Em 1919, um grande cemitério judeu subterrâneo foi descoberto na área noroeste do terreno. Em 1929, tornou-se a casa de Mussolini e sua família, onde permaneceu até 1943. A presença do Duce não trouxe modificações substanciais: ele morava no palácio e usava a Casa Medieval e a casa de limão para exibir filmes e realizar festas. e encontros culturais. E uma quadra de tênis foi montada no Campo de Torneio. O Parque também não sofreu mudanças, com exceção da criação de hortas durante a guerra por iniciativa da esposa de Mussolini. Em junho de 1944, toda a propriedade foi ocupada pelo Alto Comando Aliado, que permaneceu lá até 1946.

A Villa foi comprada pelo Município de Roma em 1977 e um ano depois foi aberta ao público.
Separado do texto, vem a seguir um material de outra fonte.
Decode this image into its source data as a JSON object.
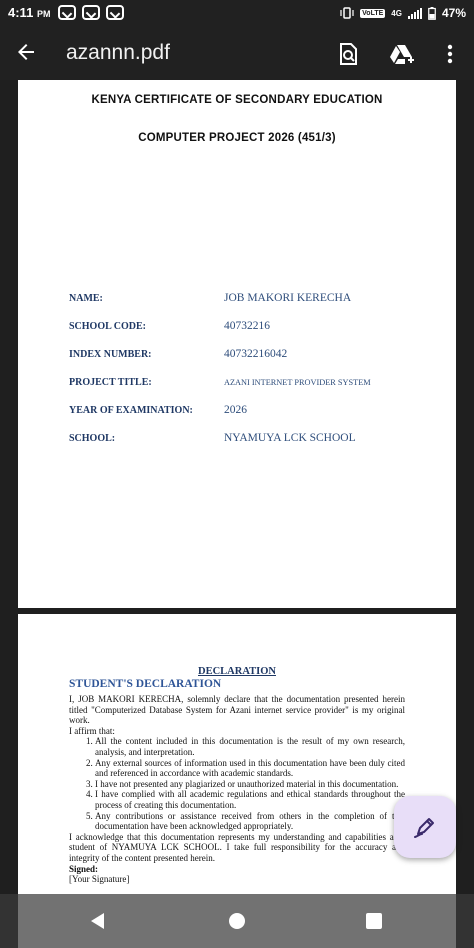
{
  "status_bar": {
    "time": "4:11",
    "ampm": "PM",
    "volte": "VoLTE",
    "network": "4G",
    "battery": "47%"
  },
  "app_bar": {
    "title": "azannn.pdf"
  },
  "page1": {
    "heading1": "KENYA CERTIFICATE OF SECONDARY EDUCATION",
    "heading2": "COMPUTER PROJECT 2026 (451/3)",
    "fields": [
      {
        "label": "NAME:",
        "value": "JOB MAKORI KERECHA"
      },
      {
        "label": "SCHOOL CODE:",
        "value": "40732216"
      },
      {
        "label": "INDEX NUMBER:",
        "value": "40732216042"
      },
      {
        "label": "PROJECT TITLE:",
        "value": "AZANI INTERNET PROVIDER SYSTEM"
      },
      {
        "label": "YEAR OF EXAMINATION:",
        "value": "2026"
      },
      {
        "label": "SCHOOL:",
        "value": "NYAMUYA LCK SCHOOL"
      }
    ]
  },
  "page2": {
    "declaration_heading": "DECLARATION",
    "student_declaration": "STUDENT'S DECLARATION",
    "intro": "I, JOB MAKORI KERECHA, solemnly declare that the documentation presented herein titled \"Computerized Database System for Azani internet service provider\" is my original work.",
    "affirm": "I affirm that:",
    "items": [
      "All the content included in this documentation is the result of my own research, analysis, and interpretation.",
      "Any external sources of information used in this documentation have been duly cited and referenced in accordance with academic standards.",
      "I have not presented any plagiarized or unauthorized material in this documentation.",
      "I have complied with all academic regulations and ethical standards throughout the process of creating this documentation.",
      "Any contributions or assistance received from others in the completion of this documentation have been acknowledged appropriately."
    ],
    "closing": "I acknowledge that this documentation represents my understanding and capabilities as a student of NYAMUYA LCK SCHOOL. I take full responsibility for the accuracy and integrity of the content presented herein.",
    "signed": "Signed:",
    "signature": "[Your Signature]"
  },
  "icons": {
    "back": "arrow-back-icon",
    "search": "document-search-icon",
    "drive": "drive-add-icon",
    "more": "more-vert-icon",
    "edit": "pen-edit-icon"
  }
}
Uma série de projetos de restauração foi iniciada nos anos 90 no parque e nos edifícios: primeiro a Casina delle Civette, depois o Cassino dei Principi, a parte sul do parque, a Casa Vermelha e, mais recentemente, a Casa-Limão, Casa Medieval. , Casino Nobile, Old Stables e a seção norte do parque.

Com a abertura do teatro em dezembro de 2013, e com as próximas inaugurações da estufa e da torre mourisca, que já foram restauradas, a Villa Torlonia retornará à sua antiga glória.